Tinnitus
Kann Magnetstimulation langfristig helfen?
Patienten mit chronischem Tinnitus profitieren offenbar von einer mehrmals wiederholten repetitiven transkraniellen Magnetstimulation, wie jetzt eine placebokontrollierte Studie bestätigt. Die Beschwerden lassen sich demnach auch langfristig lindern.
Veröffentlicht:PORTLAND. Bisherige Studien zum Potenzial der transkraniellen Magnetstimulation (TMS) bei Patienten mit chronischem Tinnitus waren unter anderem zu klein für aussagekräftige Ergebnisse, hatten keine Placebogruppe zum Vergleich oder keine optimale Positionierung der TMS-Spule.
In einer aktuellen placebokontrollierten US-Studie wurde nun die Hypothese überprüft, dass sich mit einer repetitiven TMS, die einmal täglich an zehn aufeinanderfolgenden Werktagen vorgenommen wird, die Tinnitusbeschwerden signifikant stärker lindern lassen als durch eine Schein-TMS (JAMA Otolaryngol Head Neck Surg 2015; online 16. Juli).
An der Studie nahmen insgesamt 64 Patienten teil, von denen in der Verumgruppe 17 Patienten schon seit mindestens elf Jahren unter den Phantomgeräuschen litten.
In der Vergleichsgruppe waren es 24 Patienten, von denen 20 schon seit mehr als 20 Jahren Tinnitus hatten.
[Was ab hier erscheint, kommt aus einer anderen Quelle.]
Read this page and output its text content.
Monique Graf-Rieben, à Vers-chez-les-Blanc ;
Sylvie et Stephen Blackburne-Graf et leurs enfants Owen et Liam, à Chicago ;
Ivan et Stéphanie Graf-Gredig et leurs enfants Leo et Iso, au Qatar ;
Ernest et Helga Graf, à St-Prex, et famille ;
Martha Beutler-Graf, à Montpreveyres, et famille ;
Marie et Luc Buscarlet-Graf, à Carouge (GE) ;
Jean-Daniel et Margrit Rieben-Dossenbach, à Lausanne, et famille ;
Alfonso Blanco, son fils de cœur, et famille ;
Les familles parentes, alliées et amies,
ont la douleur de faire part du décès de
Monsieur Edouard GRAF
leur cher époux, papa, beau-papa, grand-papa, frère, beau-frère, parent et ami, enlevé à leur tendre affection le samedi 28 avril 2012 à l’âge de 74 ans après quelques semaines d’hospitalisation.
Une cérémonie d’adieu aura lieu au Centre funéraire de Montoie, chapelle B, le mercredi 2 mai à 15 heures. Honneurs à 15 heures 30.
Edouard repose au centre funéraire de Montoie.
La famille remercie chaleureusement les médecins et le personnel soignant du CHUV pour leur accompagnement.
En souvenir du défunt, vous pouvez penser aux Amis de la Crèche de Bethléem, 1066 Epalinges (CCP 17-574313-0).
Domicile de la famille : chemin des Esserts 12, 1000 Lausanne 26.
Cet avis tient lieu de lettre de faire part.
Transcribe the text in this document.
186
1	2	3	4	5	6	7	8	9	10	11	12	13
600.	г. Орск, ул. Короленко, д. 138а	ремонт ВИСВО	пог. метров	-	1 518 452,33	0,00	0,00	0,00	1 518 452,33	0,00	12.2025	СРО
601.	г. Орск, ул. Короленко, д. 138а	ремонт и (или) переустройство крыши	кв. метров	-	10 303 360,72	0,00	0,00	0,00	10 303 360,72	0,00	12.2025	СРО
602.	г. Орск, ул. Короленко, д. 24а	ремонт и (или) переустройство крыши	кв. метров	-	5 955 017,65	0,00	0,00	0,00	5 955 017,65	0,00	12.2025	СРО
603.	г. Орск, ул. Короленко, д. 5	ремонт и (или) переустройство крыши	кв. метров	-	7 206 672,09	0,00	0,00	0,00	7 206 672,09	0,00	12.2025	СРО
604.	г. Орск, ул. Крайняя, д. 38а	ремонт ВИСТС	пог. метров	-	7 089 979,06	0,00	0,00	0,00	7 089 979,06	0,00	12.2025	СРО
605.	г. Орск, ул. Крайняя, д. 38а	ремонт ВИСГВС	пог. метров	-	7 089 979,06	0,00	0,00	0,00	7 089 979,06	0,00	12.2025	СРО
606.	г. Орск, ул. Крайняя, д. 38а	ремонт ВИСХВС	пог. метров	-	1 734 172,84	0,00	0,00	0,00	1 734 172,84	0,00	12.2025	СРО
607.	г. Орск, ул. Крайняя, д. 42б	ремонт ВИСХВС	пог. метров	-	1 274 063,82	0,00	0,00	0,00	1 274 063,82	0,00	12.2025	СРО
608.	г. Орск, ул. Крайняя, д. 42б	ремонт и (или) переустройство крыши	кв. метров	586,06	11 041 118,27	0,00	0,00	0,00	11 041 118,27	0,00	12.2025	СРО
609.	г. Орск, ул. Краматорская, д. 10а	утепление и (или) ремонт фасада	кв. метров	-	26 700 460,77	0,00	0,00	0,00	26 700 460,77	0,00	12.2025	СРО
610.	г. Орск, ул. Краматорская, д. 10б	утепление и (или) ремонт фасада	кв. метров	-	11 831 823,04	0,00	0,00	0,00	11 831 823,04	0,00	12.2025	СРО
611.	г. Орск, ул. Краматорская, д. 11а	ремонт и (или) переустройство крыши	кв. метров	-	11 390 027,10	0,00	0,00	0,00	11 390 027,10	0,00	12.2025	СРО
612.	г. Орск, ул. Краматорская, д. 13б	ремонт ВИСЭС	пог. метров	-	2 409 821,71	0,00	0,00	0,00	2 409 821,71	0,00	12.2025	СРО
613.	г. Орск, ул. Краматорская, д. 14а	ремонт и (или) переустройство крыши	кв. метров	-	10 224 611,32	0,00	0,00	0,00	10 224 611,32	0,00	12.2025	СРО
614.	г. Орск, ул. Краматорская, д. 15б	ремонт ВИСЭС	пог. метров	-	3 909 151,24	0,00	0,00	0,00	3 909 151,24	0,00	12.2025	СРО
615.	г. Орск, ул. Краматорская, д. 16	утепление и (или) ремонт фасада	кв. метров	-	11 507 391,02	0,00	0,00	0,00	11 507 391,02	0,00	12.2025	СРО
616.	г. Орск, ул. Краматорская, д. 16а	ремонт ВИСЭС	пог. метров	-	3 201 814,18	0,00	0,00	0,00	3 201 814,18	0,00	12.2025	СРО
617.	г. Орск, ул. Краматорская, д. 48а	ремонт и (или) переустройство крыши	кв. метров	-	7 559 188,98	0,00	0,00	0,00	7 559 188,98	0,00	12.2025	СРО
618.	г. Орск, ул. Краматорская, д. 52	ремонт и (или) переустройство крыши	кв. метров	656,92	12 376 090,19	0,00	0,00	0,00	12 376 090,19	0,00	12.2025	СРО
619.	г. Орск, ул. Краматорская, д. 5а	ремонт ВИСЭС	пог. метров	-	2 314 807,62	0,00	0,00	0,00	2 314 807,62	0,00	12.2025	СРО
Um an der Studie teilnehmen zu können, mussten die Patienten seit mindestens einem Jahr Beschwerden haben.
2000 Impulse pro Sitzung
Für die Stimulation verwendeten die Ärzte um Dr. Robert L. Folmer vom US Veterans Hospital in Portland das Rapid2-Gerät des britischen Unternehmens Magstim mit einer Impulsfrequenz von einem Hertz sowie ein entsprechendes Gerät von dem Unternehmen für die Placebo-TMS.
Pro Sitzung erhielten die Patienten, die nicht alle ehemalige Soldaten waren, 2000 Impulse über die auf dem Hörkortex links- oder rechtsseitig platzierte Spule. Der Erfolg der Therapie wurde sofort nach der letzten Behandlung sowie 1, 2, 4, 13 und 26 Wochen später beurteilt.
Primärer Endpunkt der Studie waren die TFI-Werte, ermittelt anhand des Fragebogens "Tinnitus Functional Index" (0-100 Punkte, mehr Punkte sind schlechter). Als Ansprechen galt, wenn die Zahl der TFI-Punkte zwischen Beginn und Ende der Behandlung um mindestens sieben gestiegen war.
Ergänzung zu etablierten Verfahren
Zu Beginn der Studie betrug der TFI-Wert in der Gruppe mit geplanter TMS durchschnittlich 44,8, in der Placebogruppe 40,6.
Wie Folmer und seine Kollegen berichten, wurden die Beschwerden in der Verumgruppe nach einem Follow-up von 26 Wochen im Vergleich zum Zeitpunkt der Aufnahme in die Studie um 30,8 Prozent reduziert, unter der Schein-TMS dagegen nur um 7,1 Prozent. 18 von 32 Patienten (56 Prozent) in der Verumgruppe sowie 7 von 32 Patienten (22 Prozent) der Vergleichsgruppe sprachen auf die TMS an, ein signifikanter Unterschied.
Dass in der Placebogruppe überhaupt Patienten ansprachen, könnte daran liegen, dass die vom entsprechenden Gerät ausgesendeten Impulse nicht schwach genug waren.
Die Ärzte sind sich im Klaren, dass es sich bei ihrer Untersuchung nur um eine kleine Studie handelt, deren Ergebnisse in größeren Studien zu überprüfen sind. Unter den noch zu klärenden Fragen sei zum Beispiel, ob der anhand der TFI-Werte ermittelte Erfolg der TMS-Therapie nicht nur ein halbes, sondern sogar ein ganzes Jahr anhalten könnte und auf welcher Seite des Kopfes die Spule zu platzieren sei, um den größten Therapieerfolg zu erzielen.
Unklar sei zudem, ob Patienten besser ansprechen, wenn sie bereits länger Beschwerden haben.
Schließlich weisen die Autoren darauf hin, dass die TMS in den aktuellen Leitlinien der American Academy of Otolaryngology von 2014 bei Tinnitus nicht empfohlen werde.
Allerdings beruhe diese Empfehlung auf zwei Studien, in denen der Erfolg der Behandlung nicht anhand des TFI wie in der aktuellen Studie beurteilt worden sei. Die Ärzte gehen davon aus, dass die TMS künftig etablierte Strategien gegen Tinnitus nicht ersetzen, sondern eher ergänzen könnte.